Plus gardening is so fun and it’s such good exercise. I love being outdoors, soaking up the sun and breathing fresh air. The truth is, there is so little work involved. Organic gardening is a lot less work than maintaining a lawn.

More to come from this book — I have a feeling I am going to learn a lot!

 

12 Responses to “Food Not Lawns”

  1. Lisa Says:

    Those figures are shocking.

    I have a front lawn, but don’t water it or fertilize it and I recycle the clippings into mulch for my vegetable garden. It’s almost a closed cycle here!

  2. cheeseslave Says:

    I know! They are shocking, aren’t they?

    How do you keep your grass green if you don’t water?

  3. Lisa Says:

    In NW Oregon, we get enough rain in the spring and fall that it grows a lot and I mow often for mulchings. Then in the summer it slowly browns and I mow less frequently. It is brown by the end of summer, but I don’t care because it always comes back after the rains start. Spring and fall is when I need the most mulch anyway, so it works out very well. I also just mow the fall leaves up and they add to the mulching material.

  4. servingyhvh Says:

    You are sooo right! Why complain about the price of organic produce when you can produce it in your own yard….or even in your house. I grow herbs inside because heck, herbs at the store are insane compared to the price of growing them at home.
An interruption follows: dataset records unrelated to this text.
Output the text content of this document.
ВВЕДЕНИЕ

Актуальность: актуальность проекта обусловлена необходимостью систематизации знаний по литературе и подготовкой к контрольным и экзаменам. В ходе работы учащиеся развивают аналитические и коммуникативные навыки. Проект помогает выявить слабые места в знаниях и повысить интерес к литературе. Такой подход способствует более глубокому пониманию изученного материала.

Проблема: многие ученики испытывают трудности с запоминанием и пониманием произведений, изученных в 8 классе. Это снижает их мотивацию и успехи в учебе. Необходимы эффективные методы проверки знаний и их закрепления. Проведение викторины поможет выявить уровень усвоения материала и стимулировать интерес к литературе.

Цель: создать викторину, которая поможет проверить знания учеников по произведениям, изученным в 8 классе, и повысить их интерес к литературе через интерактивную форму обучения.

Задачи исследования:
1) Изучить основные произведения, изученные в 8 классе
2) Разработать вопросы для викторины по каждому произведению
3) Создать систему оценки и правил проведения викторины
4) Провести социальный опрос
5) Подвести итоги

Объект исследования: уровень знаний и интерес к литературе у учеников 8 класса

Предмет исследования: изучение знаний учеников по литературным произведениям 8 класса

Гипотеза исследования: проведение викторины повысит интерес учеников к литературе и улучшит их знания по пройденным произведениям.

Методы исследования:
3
    Speaking of community, I just filled out my info with our county’s “barder exchange.” Anything we can give (services, eggs, kombucha babies, music lessons etc..) goes into a directory for the community’s access. I’m so excited to be apart of our community…in a giving way rather than a superficial non personal money game.
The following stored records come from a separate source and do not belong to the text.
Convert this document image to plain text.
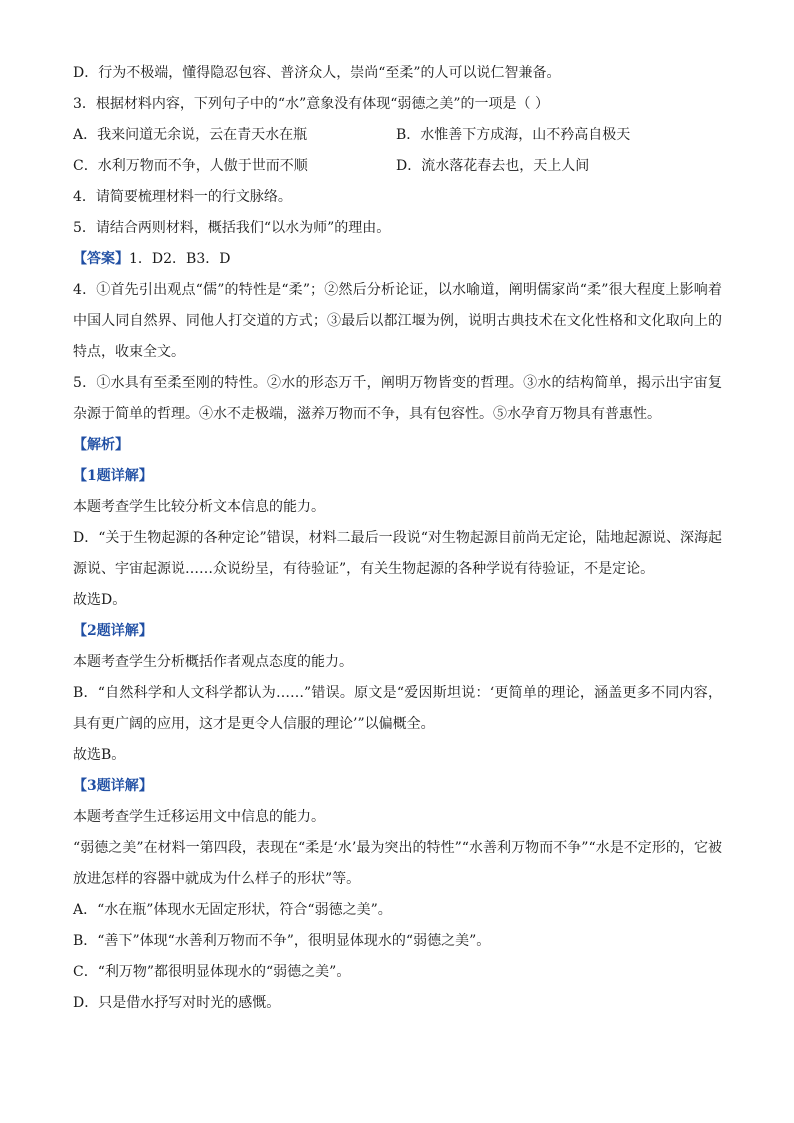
D．行为不极端，懂得隐忍包容、普济众人，崇尚“至柔”的人可以说仁智兼备。

3．根据材料内容，下列句子中的“水”意象没有体现“弱德之美”的一项是（ ）

A．我来问道无余说，云在青天水在瓶	B．水惟善下方成海，山不矜高自极天

C．水利万物而不争，人傲于世而不顺	D．流水落花春去也，天上人间

4．请简要梳理材料一的行文脉络。

5．请结合两则材料，概括我们“以水为师”的理由。

【答案】1．D2．B3．D

4．①首先引出观点“儒”的特性是“柔”；②然后分析论证，以水喻道，阐明儒家尚“柔”很大程度上影响着中国人同自然界、同他人打交道的方式；③最后以都江堰为例，说明古典技术在文化性格和文化取向上的特点，收束全文。

5．①水具有至柔至刚的特性。②水的形态万千，阐明万物皆变的哲理。③水的结构简单，揭示出宇宙复杂源于简单的哲理。④水不走极端，滋养万物而不争，具有包容性。⑤水孕育万物具有普惠性。

【解析】

【1题详解】

本题考查学生比较分析文本信息的能力。

D．“关于生物起源的各种定论”错误，材料二最后一段说“对生物起源目前尚无定论，陆地起源说、深海起源说、宇宙起源说……众说纷呈，有待验证”，有关生物起源的各种学说有待验证，不是定论。

故选D。

【2题详解】

本题考查学生分析概括作者观点态度的能力。

B．“自然科学和人文科学都认为……”错误。原文是“爱因斯坦说：‘更简单的理论，涵盖更多不同内容，具有更广阔的应用，这才是更令人信服的理论’”以偏概全。

故选B。

【3题详解】

本题考查学生迁移运用文中信息的能力。

“弱德之美”在材料一第四段，表现在“柔是‘水’最为突出的特性”“水善利万物而不争”“水是不定形的，它被放进怎样的容器中就成为什么样子的形状”等。

A．“水在瓶”体现水无固定形状，符合“弱德之美”。

B．“善下”体现“水善利万物而不争”，很明显体现水的“弱德之美”。

C．“利万物”都很明显体现水的“弱德之美”。

D．只是借水抒写对时光的感慨。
    Thanks for the post!!!

  5. cheeseslave Says:

    Interesting! Where do you live? I wonder if we have one here…

  6. servingyhvh Says:

    Whitefish Mt…close to Canada.

    Oh btw I also have to grow things indoors because our growing season is short here….but hey if my German gradparents could grow a garden to feed 8 kids….I think I can produce enough for our family of 3 in our little yard/house.

  7. cheeseslave Says:

    Totally true!

  8. MotherOfMany Says:

    Sounds like a good book. I will have to look up a copy.

  9. cremarie Says:

    I have this book too, and it’s truly inspiring! Since I’ve taken out our front lawn and planted veggies, we’ve had so many admirers - I’m hoping that the trend will spread!

  10. cheeseslave Says:

    Oh my goodness. It’s so funny that you commented — I was just asking the universe to show me some photos of front lawns with veggies instead of grass. I mean, I literally said that out loud in my car yesterday. And boom! You post a comment the very next day.
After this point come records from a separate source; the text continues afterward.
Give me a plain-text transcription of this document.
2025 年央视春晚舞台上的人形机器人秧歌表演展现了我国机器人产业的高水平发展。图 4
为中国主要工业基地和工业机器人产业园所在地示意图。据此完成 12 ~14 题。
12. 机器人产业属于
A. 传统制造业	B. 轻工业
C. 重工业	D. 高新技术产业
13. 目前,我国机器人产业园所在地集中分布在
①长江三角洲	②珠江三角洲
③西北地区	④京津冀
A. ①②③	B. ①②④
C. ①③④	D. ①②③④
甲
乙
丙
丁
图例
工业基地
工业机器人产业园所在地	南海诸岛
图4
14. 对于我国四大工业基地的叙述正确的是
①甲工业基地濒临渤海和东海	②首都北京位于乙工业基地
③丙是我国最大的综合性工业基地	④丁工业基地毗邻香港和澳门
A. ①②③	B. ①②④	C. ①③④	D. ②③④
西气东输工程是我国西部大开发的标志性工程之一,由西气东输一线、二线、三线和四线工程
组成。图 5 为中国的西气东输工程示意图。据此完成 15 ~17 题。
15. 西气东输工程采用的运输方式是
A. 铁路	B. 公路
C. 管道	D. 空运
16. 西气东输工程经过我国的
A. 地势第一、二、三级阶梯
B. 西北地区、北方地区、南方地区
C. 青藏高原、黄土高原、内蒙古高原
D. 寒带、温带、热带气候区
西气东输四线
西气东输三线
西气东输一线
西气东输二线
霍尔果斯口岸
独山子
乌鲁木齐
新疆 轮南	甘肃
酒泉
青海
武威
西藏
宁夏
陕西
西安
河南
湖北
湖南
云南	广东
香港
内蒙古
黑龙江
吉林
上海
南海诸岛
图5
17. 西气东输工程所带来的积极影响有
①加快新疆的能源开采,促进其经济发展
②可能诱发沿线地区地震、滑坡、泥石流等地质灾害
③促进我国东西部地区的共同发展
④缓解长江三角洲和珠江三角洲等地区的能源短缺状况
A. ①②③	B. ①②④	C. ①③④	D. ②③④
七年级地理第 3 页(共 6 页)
    Your blog looks wonderful! Julia and Martha! Two of my heroes.

    I want to see photos of your front yard. Will you post some? Please?

  11. cremarie Says:

    Hee! I have been asking myself the same question - when am I going to get around to taking some pictures of this thing? I have a pic up that shows a cropped area, but today I plan to take more. Funny how those small tasks take so long to accomplish!

  12. cheeseslave Says:

    Adding you to my blog roll! Post more pics when you can… it is very inspiring!